Book Review: An Abundance of Katherines by John Green

Book Review: An Abundance of Katherines by John Green

5 out of 5 stars.

John Green really hit it out of the ball park with this witty and intelligent book.

Green incorporates an interesting stylistic technique1 in this novel.  As always, Green’s voice is very distinct and witty, and he makes a story about math seem more like a story about humanity and the struggle of coping with the unknown.

It stars Colin, the child prodigy (but not a genius) who has a thing for Katherines.

Seriously. This kid’s dated nineteen Katherines – in a row – and been dumped by every single one.

Although Colin is incredibly smart, he’s kind of dumb when it comes to everything that’s not anagramming2 or languages3.

Especially when it comes to Katherines.

Unfortunately for Colin, he is an extreme dumpee in his “Theorem of Underlying Katherine Predictability”4.  So when Katherine XIX dumps him, he reacts by going on a road trip with his friend Hassan5.

The duo ends up in the small town Gutshot, Tennessee, where they get jobs producing a documentary for the local textile factory6 owner.

I really enjoyed this book. Green managed to make math seem almost interesting in this tale of a lost boy trying to predict the future. Colin’s escapades make it easy and fun to read, and the reader is consistently amazed by Colin’s intellegence7.

Colin’s character is very relatable, despite the extreme intelligence gap between him and the average reader. Although he’s smart, Colin has yet to grasp simple things, like how in the Tortoise and the Hare it’s not just about a turtle and a rabbit. The reader can sense his struggle, and it’s endearing.

I’d highly recommend this book to any fans of John Green8.

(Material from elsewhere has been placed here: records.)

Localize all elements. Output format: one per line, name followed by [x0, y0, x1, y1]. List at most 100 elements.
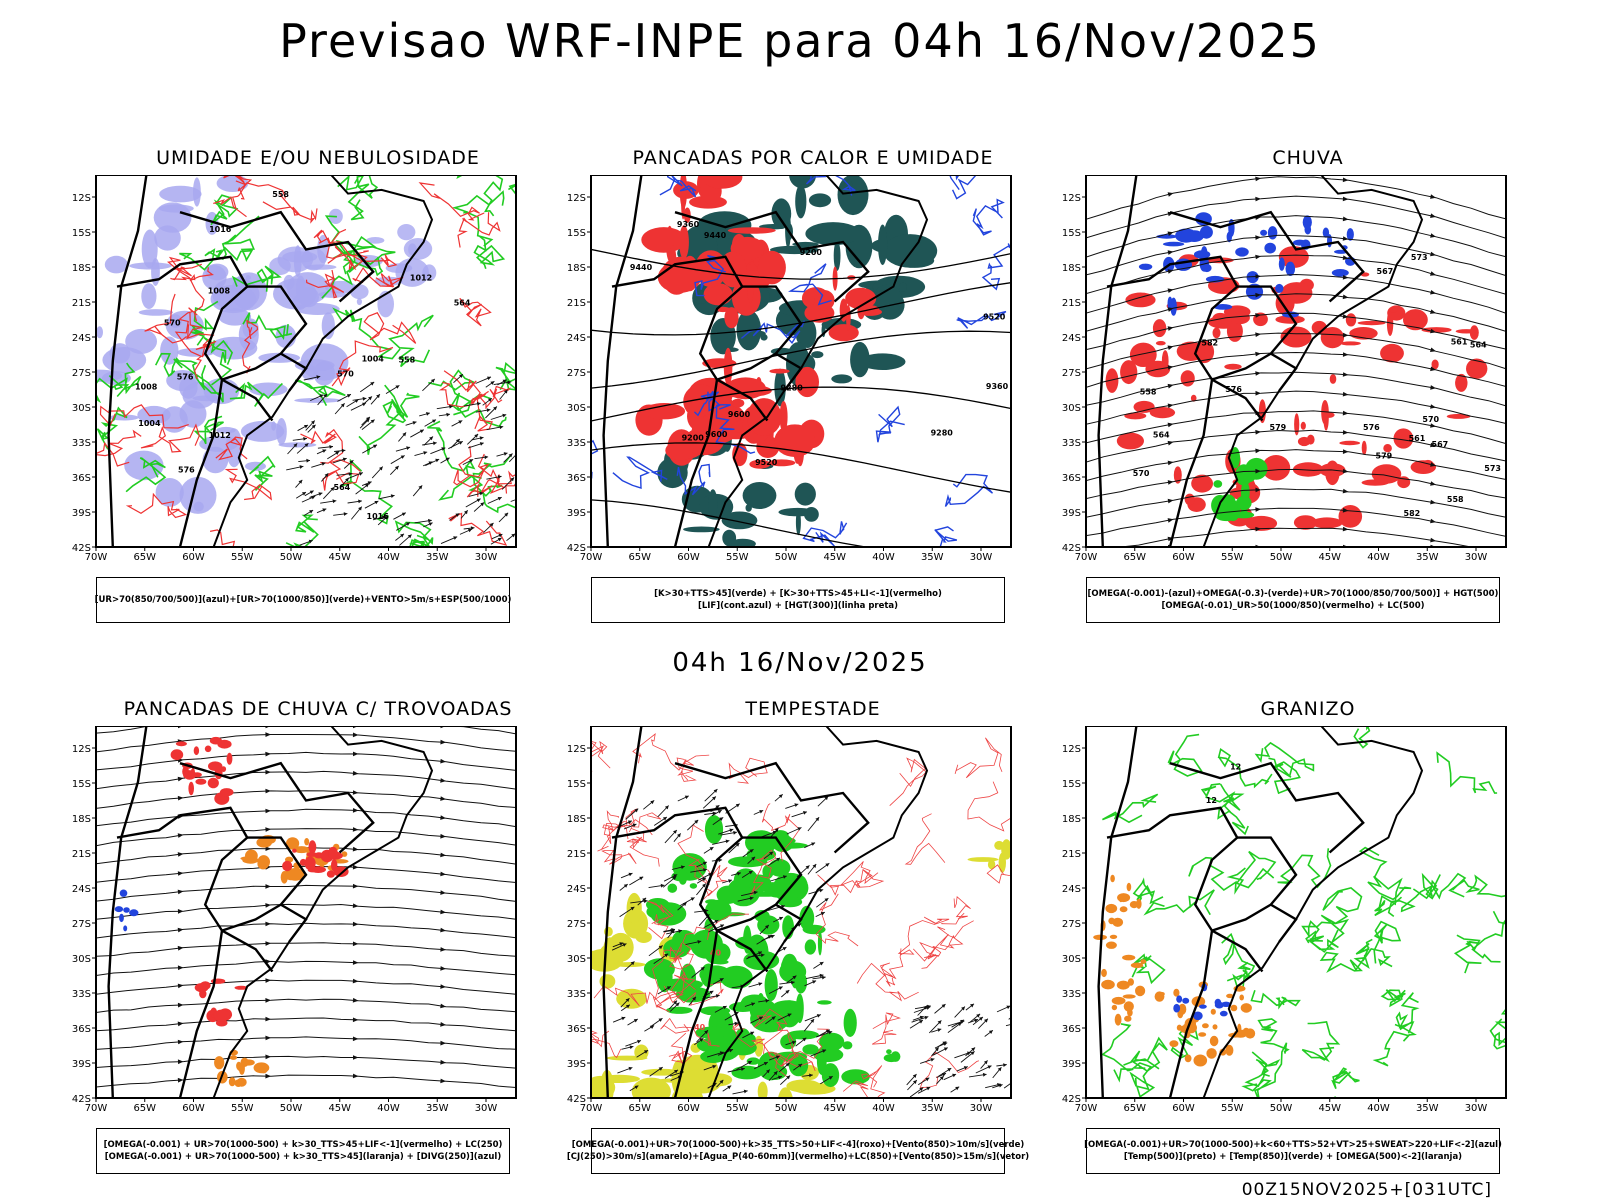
orange-area [286, 837, 300, 850]
wind-vector-head [507, 380, 512, 385]
map-frame [95, 175, 517, 548]
humidity-area [366, 237, 385, 244]
wind-vector-head [749, 849, 754, 853]
red-area [828, 324, 859, 342]
omega-area [1101, 968, 1107, 978]
streamline-arrow [1255, 332, 1261, 337]
wind-vector-head [773, 1071, 778, 1076]
country-border [179, 210, 375, 303]
panel-chuva: CHUVA 582 582 579 579 576 576 573 573 570 570 567 5… [1048, 147, 1548, 623]
wind-vector-head [957, 1022, 962, 1027]
wind-vector-head [480, 502, 485, 507]
streamline-arrow [1342, 216, 1349, 222]
wind-vector-head [368, 396, 372, 401]
red-area [199, 981, 211, 990]
streamline-arrow [177, 833, 184, 838]
teal-area [811, 351, 824, 359]
red-area [1105, 368, 1119, 393]
wind-vector-head [792, 975, 797, 980]
omega-area [1109, 934, 1118, 939]
temp850-contour [1268, 757, 1301, 795]
streamline-arrow [352, 790, 359, 795]
wind-vector-head [625, 998, 630, 1002]
streamline-arrow [265, 903, 271, 908]
green-contour [394, 520, 434, 547]
teal-area [831, 374, 853, 384]
wind-vector-head [802, 1037, 807, 1042]
humidity-area [276, 418, 287, 445]
streamline-arrow [1430, 499, 1436, 505]
lat-label: 27S [72, 919, 91, 930]
water-contour [904, 813, 946, 865]
wind-vector-head [702, 877, 706, 882]
contour-label: 1004 [362, 354, 385, 363]
temp850-contour [1436, 751, 1498, 794]
teal-area [859, 353, 906, 370]
temp850-contour [1244, 1051, 1281, 1088]
lon-label: 55W [231, 1103, 254, 1114]
wind-vector-head [704, 1030, 708, 1035]
lon-label: 30W [1465, 1103, 1488, 1114]
streamline-arrow [265, 846, 271, 851]
red-area [182, 766, 189, 777]
map-frame [590, 726, 1012, 1099]
temp850-contour [1489, 1007, 1506, 1050]
lon-label: 50W [280, 1103, 303, 1114]
red-area [219, 788, 234, 797]
lon-label: 45W [823, 1103, 846, 1114]
wind-area [667, 883, 678, 893]
streamline [1086, 488, 1506, 518]
temp850-contour [1235, 850, 1277, 889]
contour-label: 9440 [704, 231, 727, 240]
wind-vector-head [342, 457, 347, 462]
streamline [96, 770, 516, 790]
blue-area [123, 907, 130, 913]
red-area [641, 227, 687, 253]
panel-legend: [OMEGA(-0.001)+UR>70(1000-500)+k>35_TTS>… [567, 1128, 1029, 1174]
wind-vector-head [712, 1064, 717, 1069]
streamline-arrow [1255, 176, 1261, 182]
wind-vector-head [498, 533, 503, 538]
humidity-area [321, 312, 335, 340]
wind-vector-head [469, 459, 474, 463]
contour-label: 1016 [209, 225, 232, 234]
red-area [1311, 517, 1343, 529]
streamline [96, 734, 516, 753]
red-area [1262, 455, 1291, 481]
streamline-arrow [352, 732, 359, 738]
hgt-contour [591, 499, 870, 547]
streamline-arrow [177, 1077, 184, 1083]
wind-area [735, 936, 755, 950]
lat-label: 33S [72, 438, 91, 449]
wind-vector-head [432, 419, 436, 423]
red-area [1230, 311, 1250, 325]
wind-vector-head [394, 465, 399, 470]
contour-label: 1012 [410, 274, 432, 283]
wind-vector-head [819, 962, 824, 966]
streamline-arrow [1342, 332, 1349, 338]
orange-area [286, 868, 305, 881]
contour-label: 567 [1377, 267, 1394, 276]
country-border [611, 806, 769, 973]
temp850-contour [1322, 887, 1363, 931]
red-contour [166, 256, 205, 322]
lat-label: 24S [1062, 333, 1081, 344]
lat-label: 27S [567, 919, 586, 930]
wind-vector-head [373, 444, 377, 449]
wind-vector-head [322, 449, 327, 453]
green-contour [388, 314, 434, 368]
wind-vector-head [419, 429, 424, 434]
humidity-area [169, 314, 182, 328]
lif-contour [981, 243, 1011, 291]
jet-area [793, 1082, 836, 1095]
water-contour [842, 1080, 869, 1098]
blue-area [1322, 227, 1330, 238]
streamline [96, 979, 516, 995]
lif-contour [591, 439, 599, 479]
streamline-arrow [265, 1073, 271, 1079]
red-area [724, 307, 739, 329]
streamline [96, 903, 516, 920]
wind-vector-head [926, 1006, 931, 1010]
contour-label: 12 [1230, 762, 1241, 771]
streamline-arrow [1342, 526, 1349, 532]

  1. He uses footnotes.  A lot of footnotes.
  2. Mixing the letters in a word or set of words to create a new set of words, i.e. anagram → nag a ram
  3. He knows eleven fluently (Spanish, French, Latin, German, etc.) but he also knows a little Japanese.
  4. The theorem he’s working on to predict how long and whether a relationship will last. Surprisingly, it’s actually legitimate math.
  5. Who is a Sunni Muslim and not a terrorist, as Hassan himself says.
  6. Which happens to make tampon strings. Not that that’s funny or anything. Not at all.
  7. Very, very intelligent. This kid makes Einstein look stupid.
  8. Or anyone else, for that matter.